Thankfully I don’t need to remember that or type it in by hand because that task is now handled by the password manager.
If during this process you decide to close old accounts, still change the password first. You don’t want your old insecure password sitting on a database table* forgotten.
#5 Delete Old Emails
Even though you’ve changed your passwords, it is still a good idea to delete any old emails announcing you’ve created an account. Some have links to reset passwords in them. Delete them all and then empty the trash.
#6 Run a Security Test
A good password manager will have a security test. Run it until you pass. Once you pass, add a recurring event to your schedule to retest your security every so often. I retest my security every 4 months.
More Secure, But Not Perfect
If you follow the above steps, you will be far more secure than the average person on the Internet. If one of your sites is compromised, the damage is contained. Some argue that the Password Manager becomes the weak point in security. Break that password and you have all the passwords. This is true. To minimize that risk, make sure your passphrase is secure (#2) and that you monitor developments in security from time to time.
The article “Severe” password manager attacks steal digital keys and data en masse talks about how some password managers were recently exploited. Most of the password managers were fixed. Despite those risks the article still advises:
On the whole, readers are likely better off using a password manager than they are using the same password for multiple sites. For that reason, Ars still recommends that people use a password manager. However, readers should remember that password managers represent a single point of failure that could lead to the complete compromise of virtually every website account they have. It’s not possible to know which managers are safer than others without a trusted third-party conducting a detailed assessment on each one. That said, well-known managers that have been available for years are probably more trustworthy than a newer one that was recently introduced into the market.

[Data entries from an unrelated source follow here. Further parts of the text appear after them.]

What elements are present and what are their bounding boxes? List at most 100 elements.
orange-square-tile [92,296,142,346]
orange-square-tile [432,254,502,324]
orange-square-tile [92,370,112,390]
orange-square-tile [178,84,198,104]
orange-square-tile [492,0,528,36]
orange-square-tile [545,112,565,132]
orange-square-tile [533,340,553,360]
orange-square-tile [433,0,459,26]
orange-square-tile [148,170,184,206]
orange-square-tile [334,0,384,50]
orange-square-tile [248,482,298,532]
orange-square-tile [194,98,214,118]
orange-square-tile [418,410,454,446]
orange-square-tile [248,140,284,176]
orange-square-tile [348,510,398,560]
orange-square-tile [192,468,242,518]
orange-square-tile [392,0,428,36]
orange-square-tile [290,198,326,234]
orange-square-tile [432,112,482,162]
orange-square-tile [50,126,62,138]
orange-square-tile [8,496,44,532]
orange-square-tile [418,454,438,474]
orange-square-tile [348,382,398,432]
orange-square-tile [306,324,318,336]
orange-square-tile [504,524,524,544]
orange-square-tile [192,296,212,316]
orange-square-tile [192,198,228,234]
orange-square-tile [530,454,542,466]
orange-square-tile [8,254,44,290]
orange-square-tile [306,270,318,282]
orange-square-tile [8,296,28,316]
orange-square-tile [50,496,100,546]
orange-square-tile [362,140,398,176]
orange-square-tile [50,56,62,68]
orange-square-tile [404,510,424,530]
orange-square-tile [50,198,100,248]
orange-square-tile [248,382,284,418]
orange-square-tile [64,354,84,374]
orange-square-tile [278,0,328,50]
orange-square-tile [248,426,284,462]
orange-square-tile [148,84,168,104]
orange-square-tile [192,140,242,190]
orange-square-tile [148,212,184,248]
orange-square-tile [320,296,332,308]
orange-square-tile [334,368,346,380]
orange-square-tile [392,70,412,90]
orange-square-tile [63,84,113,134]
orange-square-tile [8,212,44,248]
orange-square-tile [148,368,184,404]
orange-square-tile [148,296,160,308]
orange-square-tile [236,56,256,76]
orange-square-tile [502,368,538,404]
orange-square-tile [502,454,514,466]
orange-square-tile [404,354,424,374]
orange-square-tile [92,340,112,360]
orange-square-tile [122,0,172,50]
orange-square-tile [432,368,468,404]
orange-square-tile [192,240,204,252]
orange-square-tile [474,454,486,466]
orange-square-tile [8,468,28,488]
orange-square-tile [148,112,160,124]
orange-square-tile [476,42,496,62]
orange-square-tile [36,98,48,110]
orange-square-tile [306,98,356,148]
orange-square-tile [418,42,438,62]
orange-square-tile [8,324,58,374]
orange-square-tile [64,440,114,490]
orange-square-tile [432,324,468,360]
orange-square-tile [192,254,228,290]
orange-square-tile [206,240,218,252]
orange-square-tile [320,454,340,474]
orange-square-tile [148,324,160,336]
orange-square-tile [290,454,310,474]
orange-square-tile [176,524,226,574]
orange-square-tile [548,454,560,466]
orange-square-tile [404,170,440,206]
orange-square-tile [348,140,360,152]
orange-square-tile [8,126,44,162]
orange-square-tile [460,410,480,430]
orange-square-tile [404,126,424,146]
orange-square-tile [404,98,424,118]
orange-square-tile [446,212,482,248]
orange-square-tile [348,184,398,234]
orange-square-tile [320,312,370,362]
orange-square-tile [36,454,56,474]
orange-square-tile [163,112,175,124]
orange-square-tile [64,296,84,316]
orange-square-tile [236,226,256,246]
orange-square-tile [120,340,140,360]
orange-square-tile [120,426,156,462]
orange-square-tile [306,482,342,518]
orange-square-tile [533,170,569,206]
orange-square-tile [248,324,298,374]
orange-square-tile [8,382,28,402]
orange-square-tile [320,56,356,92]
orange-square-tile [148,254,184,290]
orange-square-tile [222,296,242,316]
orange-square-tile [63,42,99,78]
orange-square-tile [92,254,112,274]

I put (2014) in the title of this post because I expect security strategies will change at some point.
* When you create an account on a site, they are supposed to store your password in a secure manner. Meaning it should be encrypted on their database and not stored as plain text. That way if they are hacked and the hackers have a copy of the database, they won’t be able to make use of the passwords. Unfortunately, not every site uses best practices. OKCupid was storing 42 million user passwords in plain text. This is a big reason why every password should be unique. I wonder how many of the OKCupid customers used the same password and email to access their online banking?
UPDATE 2017: Check out this Password Strength Tool to get a feel for how secure your password might be.